In the real world
Key points for companies
Companies can incentivize suppliers to engage in L/JIs in several ways. Upstream companies can work directly with suppliers in the context of an L/JI. Downstream companies can use preferred sourcing and other incentives that send market signals through the supply chain. All companies can give public recognition and visibility to suppliers, tailored to the audiences that matter most to them. Whatever approach is used, companies should consult with suppliers to clearly convey their own motivations and learn which incentives and supports are most attractive.
Upstream companies can work directly with suppliers in the context of an L/JI. Downstream companies can use preferred sourcing and other incentives that send market signals through the supply chain.
External conditions that improve likelihood of success
- A prerequisite for effective engagement is an in-depth understanding of supplier interests, options, and constraints in relation to L/JIs.
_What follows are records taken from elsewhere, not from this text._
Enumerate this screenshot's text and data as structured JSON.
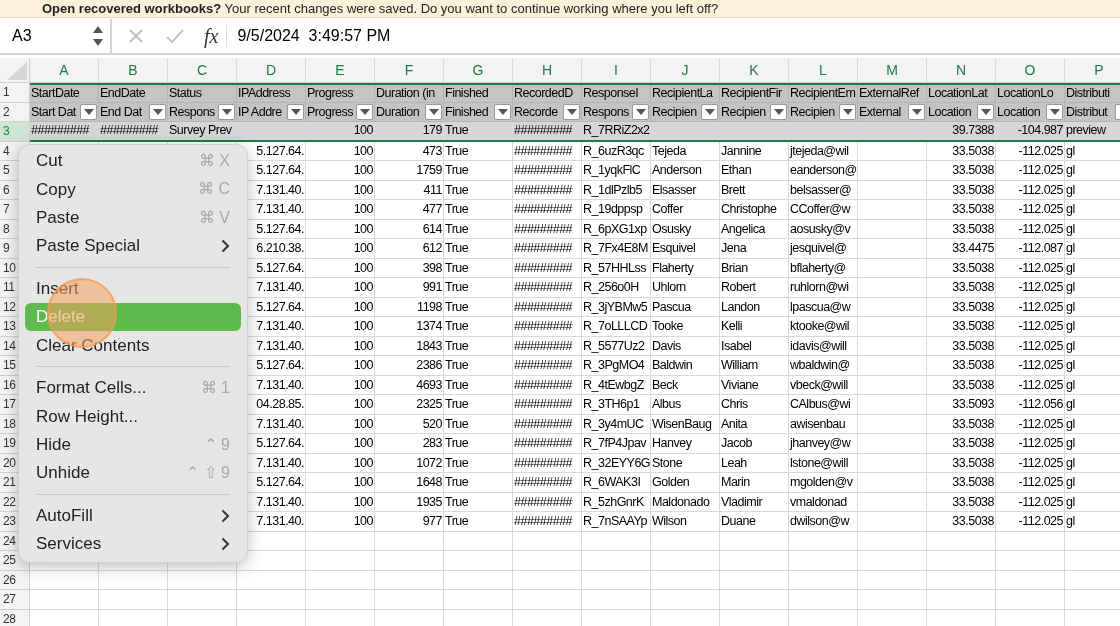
{
  "banner": {
    "text": "**Open recovered workbooks?**  Your recent changes were saved. Do you want to continue working where you left off?"
  },
  "formula_bar": {
    "name_box": "A3",
    "function_button": "fx",
    "value": "9/5/2024  3:49:57 PM"
  },
  "columns": [
    "A",
    "B",
    "C",
    "D",
    "E",
    "F",
    "G",
    "H",
    "I",
    "J",
    "K",
    "L",
    "M",
    "N",
    "O",
    "P"
  ],
  "header_rows": [
    {
      "number": "1",
      "filter": false,
      "cells": {
        "A": "StartDate",
        "B": "EndDate",
        "C": "Status",
        "D": "IPAddress",
        "E": "Progress",
        "F": "Duration (in",
        "G": "Finished",
        "H": "RecordedD",
        "I": "ResponseI",
        "J": "RecipientLa",
        "K": "RecipientFir",
        "L": "RecipientEm",
        "M": "ExternalRef",
        "N": "LocationLat",
        "O": "LocationLo",
        "P": "Distributi"
      }
    },
    {
      "number": "2",
      "filter": true,
      "cells": {
        "A": "Start Dat",
        "B": "End Dat",
        "C": "Respons",
        "D": "IP Addre",
        "E": "Progress",
        "F": "Duration",
        "G": "Finished",
        "H": "Recorde",
        "I": "Respons",
        "J": "Recipien",
        "K": "Recipien",
        "L": "Recipien",
        "M": "External",
        "N": "Location",
        "O": "Location",
        "P": "Distribut"
      }
    }
  ],
  "rows": [
    {
      "number": "3",
      "selected": true,
      "cells": {
        "A": "#########",
        "B": "#########",
        "C": "Survey Prev",
        "E": "100",
        "F": "179",
        "G": "True",
        "H": "#########",
        "I": "R_7RRiZ2x2",
        "N": "39.7388",
        "O": "-104.987",
        "P": "preview"
      }
    },
    {
      "number": "4",
      "selected": false,
      "cells": {
        "D": "5.127.64.",
        "E": "100",
        "F": "473",
        "G": "True",
        "H": "#########",
        "I": "R_6uzR3qc",
        "J": "Tejeda",
        "K": "Jannine",
        "L": "jtejeda@wil",
        "N": "33.5038",
        "O": "-112.025",
        "P": "gl"
      }
    },
    {
      "number": "5",
      "selected": false,
      "cells": {
        "D": "5.127.64.",
        "E": "100",
        "F": "1759",
        "G": "True",
        "H": "#########",
        "I": "R_1yqkFlC",
        "J": "Anderson",
        "K": "Ethan",
        "L": "eanderson@",
        "N": "33.5038",
        "O": "-112.025",
        "P": "gl"
      }
    },
    {
      "number": "6",
      "selected": false,
      "cells": {
        "D": "7.131.40.",
        "E": "100",
        "F": "411",
        "G": "True",
        "H": "#########",
        "I": "R_1dlPzlb5",
        "J": "Elsasser",
        "K": "Brett",
        "L": "belsasser@",
        "N": "33.5038",
        "O": "-112.025",
        "P": "gl"
      }
    },
    {
      "number": "7",
      "selected": false,
      "cells": {
        "D": "7.131.40.",
        "E": "100",
        "F": "477",
        "G": "True",
        "H": "#########",
        "I": "R_19dppsp",
        "J": "Coffer",
        "K": "Christophe",
        "L": "CCoffer@w",
        "N": "33.5038",
        "O": "-112.025",
        "P": "gl"
      }
    },
    {
      "number": "8",
      "selected": false,
      "cells": {
        "D": "5.127.64.",
        "E": "100",
        "F": "614",
        "G": "True",
        "H": "#########",
        "I": "R_6pXG1xp",
        "J": "Osusky",
        "K": "Angelica",
        "L": "aosusky@v",
        "N": "33.5038",
        "O": "-112.025",
        "P": "gl"
      }
    },
    {
      "number": "9",
      "selected": false,
      "cells": {
        "D": "6.210.38.",
        "E": "100",
        "F": "612",
        "G": "True",
        "H": "#########",
        "I": "R_7Fx4E8M",
        "J": "Esquivel",
        "K": "Jena",
        "L": "jesquivel@",
        "N": "33.4475",
        "O": "-112.087",
        "P": "gl"
      }
    },
    {
      "number": "10",
      "selected": false,
      "cells": {
        "D": "5.127.64.",
        "E": "100",
        "F": "398",
        "G": "True",
        "H": "#########",
        "I": "R_57HHLss",
        "J": "Flaherty",
        "K": "Brian",
        "L": "bflaherty@",
        "N": "33.5038",
        "O": "-112.025",
        "P": "gl"
      }
    },
    {
      "number": "11",
      "selected": false,
      "cells": {
        "D": "7.131.40.",
        "E": "100",
        "F": "991",
        "G": "True",
        "H": "#########",
        "I": "R_256o0H",
        "J": "Uhlorn",
        "K": "Robert",
        "L": "ruhlorn@wi",
        "N": "33.5038",
        "O": "-112.025",
        "P": "gl"
      }
    },
    {
      "number": "12",
      "selected": false,
      "cells": {
        "D": "5.127.64.",
        "E": "100",
        "F": "1198",
        "G": "True",
        "H": "#########",
        "I": "R_3jYBMw5",
        "J": "Pascua",
        "K": "Landon",
        "L": "lpascua@w",
        "N": "33.5038",
        "O": "-112.025",
        "P": "gl"
      }
    },
    {
      "number": "13",
      "selected": false,
      "cells": {
        "D": "7.131.40.",
        "E": "100",
        "F": "1374",
        "G": "True",
        "H": "#########",
        "I": "R_7oLLLCD",
        "J": "Tooke",
        "K": "Kelli",
        "L": "ktooke@wil",
        "N": "33.5038",
        "O": "-112.025",
        "P": "gl"
      }
    },
    {
      "number": "14",
      "selected": false,
      "cells": {
        "D": "7.131.40.",
        "E": "100",
        "F": "1843",
        "G": "True",
        "H": "#########",
        "I": "R_5577Uz2",
        "J": "Davis",
        "K": "Isabel",
        "L": "idavis@will",
        "N": "33.5038",
        "O": "-112.025",
        "P": "gl"
      }
    },
    {
      "number": "15",
      "selected": false,
      "cells": {
        "D": "5.127.64.",
        "E": "100",
        "F": "2386",
        "G": "True",
        "H": "#########",
        "I": "R_3PgMO4",
        "J": "Baldwin",
        "K": "William",
        "L": "wbaldwin@",
        "N": "33.5038",
        "O": "-112.025",
        "P": "gl"
      }
    },
    {
      "number": "16",
      "selected": false,
      "cells": {
        "D": "7.131.40.",
        "E": "100",
        "F": "4693",
        "G": "True",
        "H": "#########",
        "I": "R_4tEwbgZ",
        "J": "Beck",
        "K": "Viviane",
        "L": "vbeck@will",
        "N": "33.5038",
        "O": "-112.025",
        "P": "gl"
      }
    },
    {
      "number": "17",
      "selected": false,
      "cells": {
        "D": "04.28.85.",
        "E": "100",
        "F": "2325",
        "G": "True",
        "H": "#########",
        "I": "R_3TH6p1",
        "J": "Albus",
        "K": "Chris",
        "L": "CAlbus@wi",
        "N": "33.5093",
        "O": "-112.056",
        "P": "gl"
      }
    },
    {
      "number": "18",
      "selected": false,
      "cells": {
        "D": "7.131.40.",
        "E": "100",
        "F": "520",
        "G": "True",
        "H": "#########",
        "I": "R_3y4mUC",
        "J": "WisenBaug",
        "K": "Anita",
        "L": "awisenbau",
        "N": "33.5038",
        "O": "-112.025",
        "P": "gl"
      }
    },
    {
      "number": "19",
      "selected": false,
      "cells": {
        "D": "5.127.64.",
        "E": "100",
        "F": "283",
        "G": "True",
        "H": "#########",
        "I": "R_7fP4Jpav",
        "J": "Hanvey",
        "K": "Jacob",
        "L": "jhanvey@w",
        "N": "33.5038",
        "O": "-112.025",
        "P": "gl"
      }
    },
    {
      "number": "20",
      "selected": false,
      "cells": {
        "D": "7.131.40.",
        "E": "100",
        "F": "1072",
        "G": "True",
        "H": "#########",
        "I": "R_32EYY6G",
        "J": "Stone",
        "K": "Leah",
        "L": "lstone@will",
        "N": "33.5038",
        "O": "-112.025",
        "P": "gl"
      }
    },
    {
      "number": "21",
      "selected": false,
      "cells": {
        "D": "5.127.64.",
        "E": "100",
        "F": "1648",
        "G": "True",
        "H": "#########",
        "I": "R_6WAK3I",
        "J": "Golden",
        "K": "Marin",
        "L": "mgolden@v",
        "N": "33.5038",
        "O": "-112.025",
        "P": "gl"
      }
    },
    {
      "number": "22",
      "selected": false,
      "cells": {
        "D": "7.131.40.",
        "E": "100",
        "F": "1935",
        "G": "True",
        "H": "#########",
        "I": "R_5zhGnrK",
        "J": "Maldonado",
        "K": "Vladimir",
        "L": "vmaldonad",
        "N": "33.5038",
        "O": "-112.025",
        "P": "gl"
      }
    },
    {
      "number": "23",
      "selected": false,
      "cells": {
        "D": "7.131.40.",
        "E": "100",
        "F": "977",
        "G": "True",
        "H": "#########",
        "I": "R_7nSAAYp",
        "J": "Wilson",
        "K": "Duane",
        "L": "dwilson@w",
        "N": "33.5038",
        "O": "-112.025",
        "P": "gl"
      }
    },
    {
      "number": "24",
      "selected": false
    },
    {
      "number": "25",
      "selected": false
    },
    {
      "number": "26",
      "selected": false
    },
    {
      "number": "27",
      "selected": false
    },
    {
      "number": "28",
      "selected": false
    }
  ],
  "context_menu": {
    "items": [
      {
        "kind": "item",
        "label": "Cut",
        "shortcut": "⌘ X",
        "submenu": false,
        "selected": false
      },
      {
        "kind": "item",
        "label": "Copy",
        "shortcut": "⌘ C",
        "submenu": false,
        "selected": false
      },
      {
        "kind": "item",
        "label": "Paste",
        "shortcut": "⌘ V",
        "submenu": false,
        "selected": false
      },
      {
        "kind": "item",
        "label": "Paste Special",
        "submenu": true,
        "selected": false
      },
      {
        "kind": "separator"
      },
      {
        "kind": "item",
        "label": "Insert",
        "submenu": false,
        "selected": false
      },
      {
        "kind": "item",
        "label": "Delete",
        "submenu": false,
        "selected": true
      },
      {
        "kind": "item",
        "label": "Clear Contents",
        "submenu": false,
        "selected": false
      },
      {
        "kind": "separator"
      },
      {
        "kind": "item",
        "label": "Format Cells...",
        "shortcut": "⌘ 1",
        "submenu": false,
        "selected": false
      },
      {
        "kind": "item",
        "label": "Row Height...",
        "submenu": false,
        "selected": false
      },
      {
        "kind": "item",
        "label": "Hide",
        "shortcut": "⌃ 9",
        "submenu": false,
        "selected": false
      },
      {
        "kind": "item",
        "label": "Unhide",
        "shortcut": "⌃ ⇧ 9",
        "submenu": false,
        "selected": false
      },
      {
        "kind": "separator"
      },
      {
        "kind": "item",
        "label": "AutoFill",
        "submenu": true,
        "selected": false
      },
      {
        "kind": "item",
        "label": "Services",
        "submenu": true,
        "selected": false
      }
    ]
  }
}
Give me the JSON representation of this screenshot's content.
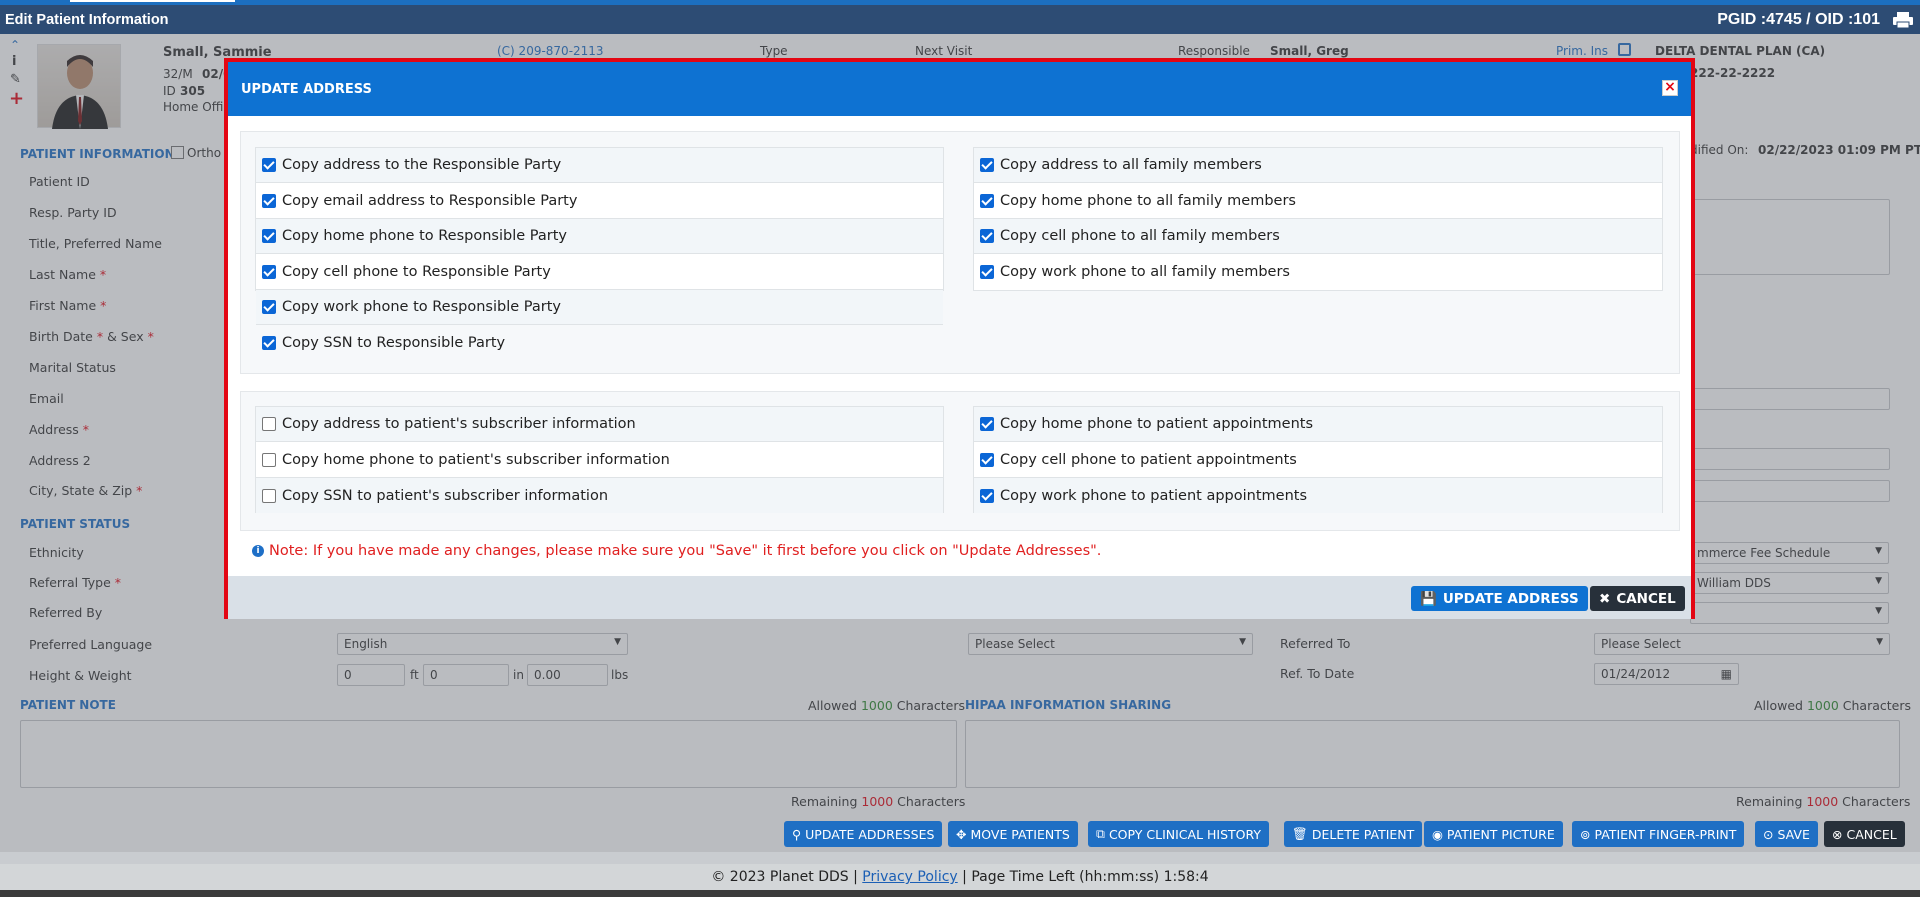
{
  "window": {
    "title": "Edit Patient Information",
    "pgid": "PGID :4745",
    "oid": "OID :101",
    "sep": "/"
  },
  "patient": {
    "name": "Small, Sammie",
    "age_sex": "32/M",
    "dob_partial": "02/0",
    "id_label": "ID",
    "id": "305",
    "office": "Home Offi",
    "phone": "(C)   209-870-2113",
    "type_label": "Type",
    "next_visit_label": "Next Visit",
    "responsible_label": "Responsible",
    "responsible": "Small, Greg",
    "prim_ins_label": "Prim. Ins",
    "insurance": "DELTA DENTAL PLAN (CA)",
    "ins_phone": "222-22-2222",
    "modified_label": "dified On:",
    "modified_value": "02/22/2023 01:09 PM PT"
  },
  "sections": {
    "patient_info": "PATIENT INFORMATION",
    "ortho": "Ortho",
    "patient_status": "PATIENT STATUS",
    "patient_note": "PATIENT NOTE",
    "hipaa": "HIPAA INFORMATION SHARING"
  },
  "fields": {
    "patient_id": "Patient ID",
    "resp_party_id": "Resp. Party ID",
    "title": "Title, Preferred Name",
    "last_name": "Last Name",
    "first_name": "First Name",
    "birth_date": "Birth Date",
    "and_sex": " & Sex",
    "marital": "Marital Status",
    "email": "Email",
    "address": "Address",
    "address2": "Address 2",
    "city": "City, State & Zip",
    "req": " *",
    "ethnicity": "Ethnicity",
    "referral_type": "Referral Type",
    "referred_by": "Referred By",
    "pref_lang": "Preferred Language",
    "height_weight": "Height & Weight"
  },
  "values": {
    "language": "English",
    "ft": "0",
    "ft_unit": "ft",
    "in": "0",
    "in_unit": "in",
    "lbs": "0.00",
    "lbs_unit": "lbs",
    "please_select": "Please Select",
    "please_select2": "Please Select",
    "referred_to": "Referred To",
    "ref_to_date": "Ref. To Date",
    "ref_date": "01/24/2012",
    "fee_schedule": "mmerce Fee Schedule",
    "provider": "William DDS"
  },
  "chars": {
    "allowed": "Allowed",
    "allowed_n": "1000",
    "chars_word": "Characters",
    "remaining": "Remaining",
    "remaining_n": "1000"
  },
  "toolbar": {
    "update_addresses": "UPDATE ADDRESSES",
    "move_patients": "MOVE PATIENTS",
    "copy_clinical": "COPY CLINICAL HISTORY",
    "delete_patient": "DELETE PATIENT",
    "patient_picture": "PATIENT PICTURE",
    "finger_print": "PATIENT FINGER-PRINT",
    "save": "SAVE",
    "cancel": "CANCEL"
  },
  "footer": {
    "copyright": "© 2023 Planet DDS |",
    "privacy": "Privacy Policy",
    "time_left": "|  Page Time Left (hh:mm:ss) 1:58:4"
  },
  "modal": {
    "title": "UPDATE ADDRESS",
    "left_top": [
      {
        "label": "Copy address to the Responsible Party",
        "checked": true
      },
      {
        "label": "Copy email address to Responsible Party",
        "checked": true
      },
      {
        "label": "Copy home phone to Responsible Party",
        "checked": true
      },
      {
        "label": "Copy cell phone to Responsible Party",
        "checked": true
      },
      {
        "label": "Copy work phone to Responsible Party",
        "checked": true
      },
      {
        "label": "Copy SSN to Responsible Party",
        "checked": true
      }
    ],
    "right_top": [
      {
        "label": "Copy address to all family members",
        "checked": true
      },
      {
        "label": "Copy home phone to all family members",
        "checked": true
      },
      {
        "label": "Copy cell phone to all family members",
        "checked": true
      },
      {
        "label": "Copy work phone to all family members",
        "checked": true
      }
    ],
    "left_bottom": [
      {
        "label": "Copy address to patient's subscriber information",
        "checked": false
      },
      {
        "label": "Copy home phone to patient's subscriber information",
        "checked": false
      },
      {
        "label": "Copy SSN to patient's subscriber information",
        "checked": false
      }
    ],
    "right_bottom": [
      {
        "label": "Copy home phone to patient appointments",
        "checked": true
      },
      {
        "label": "Copy cell phone to patient appointments",
        "checked": true
      },
      {
        "label": "Copy work phone to patient appointments",
        "checked": true
      }
    ],
    "note": "Note: If you have made any changes, please make sure you \"Save\" it first before you click on \"Update Addresses\".",
    "update_btn": "UPDATE ADDRESS",
    "cancel_btn": "CANCEL"
  },
  "colors": {
    "brand": "#1f6fc4",
    "titlebar": "#2d4c74",
    "modal_border": "#e30613",
    "note": "#e02020",
    "checkbox": "#0b66d6"
  },
  "icons": [
    "print-icon",
    "collapse-icon",
    "info-icon",
    "attachment-icon",
    "plus-icon",
    "close-icon",
    "save-icon",
    "times-icon",
    "map-marker-icon",
    "move-icon",
    "copy-icon",
    "trash-icon",
    "user-circle-icon",
    "fingerprint-icon",
    "calendar-icon"
  ]
}
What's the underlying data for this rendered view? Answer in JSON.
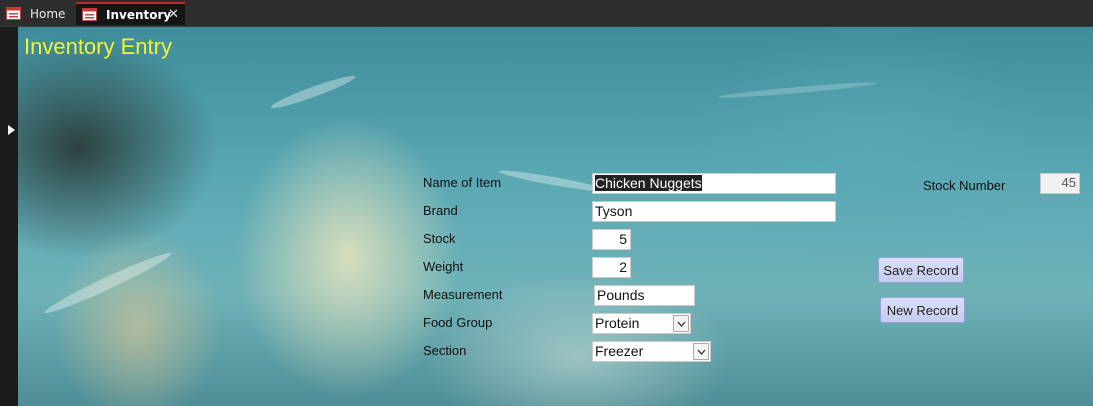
{
  "tabs": [
    {
      "label": "Home",
      "active": false
    },
    {
      "label": "Inventory",
      "active": true
    }
  ],
  "form": {
    "title": "Inventory Entry",
    "fields": {
      "name_of_item": {
        "label": "Name of Item",
        "value": "Chicken Nuggets"
      },
      "brand": {
        "label": "Brand",
        "value": "Tyson"
      },
      "stock": {
        "label": "Stock",
        "value": "5"
      },
      "weight": {
        "label": "Weight",
        "value": "2"
      },
      "measurement": {
        "label": "Measurement",
        "value": "Pounds"
      },
      "food_group": {
        "label": "Food Group",
        "value": "Protein"
      },
      "section": {
        "label": "Section",
        "value": "Freezer"
      },
      "stock_number": {
        "label": "Stock Number",
        "value": "45"
      }
    },
    "buttons": {
      "save": "Save Record",
      "new": "New Record"
    }
  },
  "colors": {
    "title": "#f2f23a",
    "active_tab_accent": "#b72b2b",
    "button_fill": "#c5cbef"
  }
}
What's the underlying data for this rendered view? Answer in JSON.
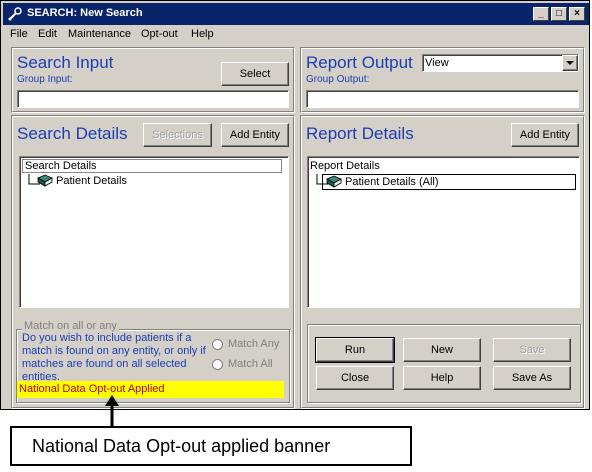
{
  "window": {
    "title": "SEARCH: New Search",
    "controls": {
      "minimize": "_",
      "maximize": "□",
      "close": "×"
    }
  },
  "menu": [
    "File",
    "Edit",
    "Maintenance",
    "Opt-out",
    "Help"
  ],
  "search_input": {
    "heading": "Search Input",
    "group_label": "Group Input:",
    "select_button": "Select",
    "group_value": ""
  },
  "report_output": {
    "heading": "Report Output",
    "group_label": "Group Output:",
    "dropdown_value": "View",
    "group_value": ""
  },
  "search_details": {
    "heading": "Search Details",
    "selections_button": "Selections",
    "add_entity_button": "Add Entity",
    "tree_root": "Search Details",
    "tree_items": [
      "Patient Details"
    ]
  },
  "report_details": {
    "heading": "Report Details",
    "add_entity_button": "Add Entity",
    "tree_root": "Report Details",
    "tree_items": [
      "Patient Details (All)"
    ]
  },
  "match": {
    "title": "Match on all or any",
    "description": "Do you wish to include patients if a match is found on any entity, or only if matches are found on all selected entities.",
    "option_any": "Match Any",
    "option_all": "Match All",
    "banner": "National Data Opt-out Applied"
  },
  "actions": {
    "run": "Run",
    "new": "New",
    "save": "Save",
    "close": "Close",
    "help": "Help",
    "save_as": "Save As"
  },
  "annotation": {
    "callout": "National Data Opt-out applied banner"
  },
  "colors": {
    "title_bar": "#0a246a",
    "heading": "#1c3db3",
    "banner_bg": "#ffff00",
    "banner_text": "#c00000"
  }
}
Downstream companies need to understand linkages among supply chain partners to identify the best engagement strategies across the chain.
- Good relationships and open lines of communication with supply chain partners can help companies engage suppliers in L/JIs.
- Well-coordinated company teams that link procurement, contracting, sustainability, and communications in order to develop and implement effective supplier engagement strategies.
The business case for this intervention
- Companies can only advance L/JIs as a strategy to meet their own deforestation/conversion-free commitments if suppliers willingly and effectively participate.
- Companies with strong leverage over suppliers can achieve significant results with limited investment; others can promote and coordinate participation in the L/JI in ways that enhance leverage and incentives.
- Sharing recognition with suppliers benefits both supplier and purchaser, and strengthens companies’ credibility as they publicize their sustainable sourcing commitments.